A conclusão é que a classificação tradicional, no que se refere aos substantivos e aos
adjetivos (e ainda aos pronomes), não tem salvação. Não se conseguiu, até hoje, uma definição
que separasse com clareza essas três classes. Eu tendo a acreditar que são uma grande classe,
dentro da qual se distinguem muitos tipos de comportamento gramatical. Acredito que as
diferenças de comportamento dentro dessa grande classe (que podemos chamar a classe
dos nominais) provêm principalmente de diferenças de significado. No momento em que uma
palavra começa a ser usada com um novo significado (o que acontece com freqüência), ela
precisa mudar seu comportamento gramatical de acordo com sua nova função.
Isso se harmoniza com a flexibilidade que se observa no uso dos nominais. Por exemplo,
a palavra cabeça era, até há pouco, das que só se usavam como nomes de coisas. Um belo dia,
alguém teve a ideia de usá-la para designar uma pessoa ou coisa admirável de certo ponto de
vista; a partir daí, a palavra cabeça não só passou a ter o significado de "qualidade", mas
também passou a ser usada em estruturas tipicamente "adjetivais", como:

(5) Ontem fui ver um filme muito cabeça.

Essa flexibilidade, que todos conhecemos, segue estritamente a necessidade de


comunicação: no momento em que isso é necessário, um 'substantivo" vira "adjetivo", ou vice-
versa. O que aconteceu com cabeça também aconteceu com gato (ela tem um irmão gato) e
ultimamente com prego (mas que sujeito prego!).
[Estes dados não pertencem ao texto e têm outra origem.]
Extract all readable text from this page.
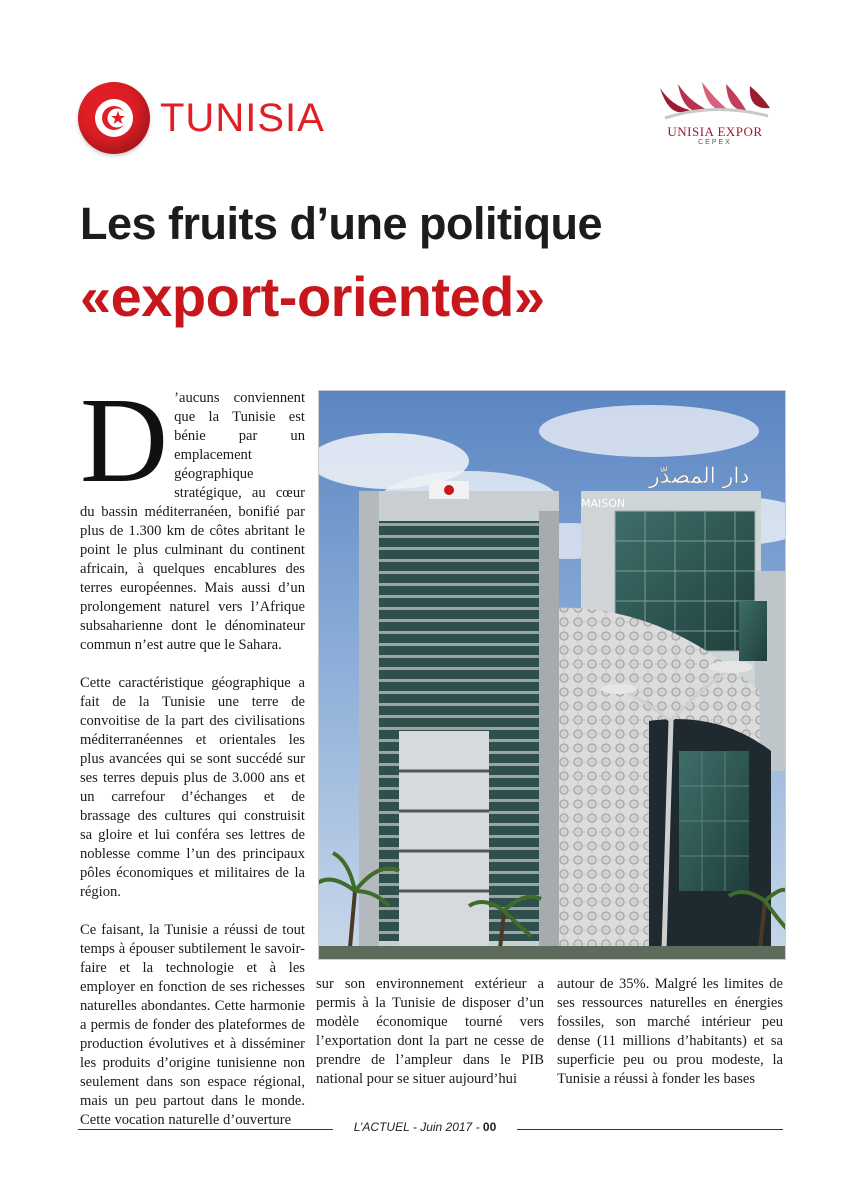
TUNISIA	UNISIA EXPOR
CEPEX
Les fruits d’une politique
«export-oriented»

D ’aucuns conviennent que la Tunisie est bénie par un emplacement géographique stratégique, au cœur du bassin méditerranéen, bonifié par plus de 1.300 km de côtes abritant le point le plus culminant du continent africain, à quelques encablures des terres européennes. Mais aussi d’un prolongement naturel vers l’Afrique subsaharienne dont le dénominateur commun n’est autre que le Sahara.

Cette caractéristique géographique a fait de la Tunisie une terre de convoitise de la part des civilisations méditerranéennes et orientales les plus avancées qui se sont succédé sur ses terres depuis plus de 3.000 ans et un carrefour d’échanges et de brassage des cultures qui construisit sa gloire et lui conféra ses lettres de noblesse comme l’un des principaux pôles économiques et militaires de la région.

Ce faisant, la Tunisie a réussi de tout temps à épouser subtilement le savoir-faire et la technologie et à les employer en fonction de ses richesses naturelles abondantes. Cette harmonie a permis de fonder des plateformes de production évolutives et à disséminer les produits d’origine tunisienne non seulement dans son espace régional, mais un peu partout dans le monde. Cette vocation naturelle d’ouverture

دار المصدّر
MAISON
sur son environnement extérieur a permis à la Tunisie de disposer d’un modèle économique tourné vers l’exportation dont la part ne cesse de prendre de l’ampleur dans le PIB national pour se situer aujourd’hui
autour de 35%. Malgré les limites de ses ressources naturelles en énergies fossiles, son marché intérieur peu dense (11 millions d’habitants) et sa superficie peu ou prou modeste, la Tunisie a réussi à fonder les bases
L’ACTUEL - Juin 2017 - 00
O processo se deu com maternal, que há
alguns anos só podia expressar qualidade, tal como paternal, e agora é também o nome de uma
coisa.
Como se vê, o que temos em mãos não são duas classes de palavras nitidamente
diferentes, mas uma classe que possui potencialidades expressivas variadas; entre outras coisas,
pode expressar nomes de coisas ou qualidades. E expressa uma ou outra dessas coisas no
momento em que é necessário. Acontece que, até hoje, ninguém teve a idéia de usar xícara para
exprimir uma qualidade; e é por isso, somente, que xícara continua sendo apenas nome de uma,
coisa. Também não ocorreu a ninguém utilizar paternal para designar urna coisa (um novo tipo
de escola?); e é por isso que paternal ainda é tão nitidamente qualificativo. A distinção entre a
classe dos "adjetivos" e a dos “substantivos" simplesmente não existe.
Sinto-me obrigado a dizer que a conclusão acima não é aceita pela maioria dos
linguistas. Muitos dos meus colegas rangem os dentes de raiva quando ouvem uma heresia
como essa. No entanto, até hoje ninguém respondeu aos argumentos apresentados de maneira
a me satisfazer. Por isso, continuo desacreditando de adjetivos e de substantivos, e continuo
fazendo gramática. Talvez eu tenha muito a pagar na outra vida.

PERINI, Mário A. Sofrendo a Gramática. São Paulo: Editora Ática, 1997.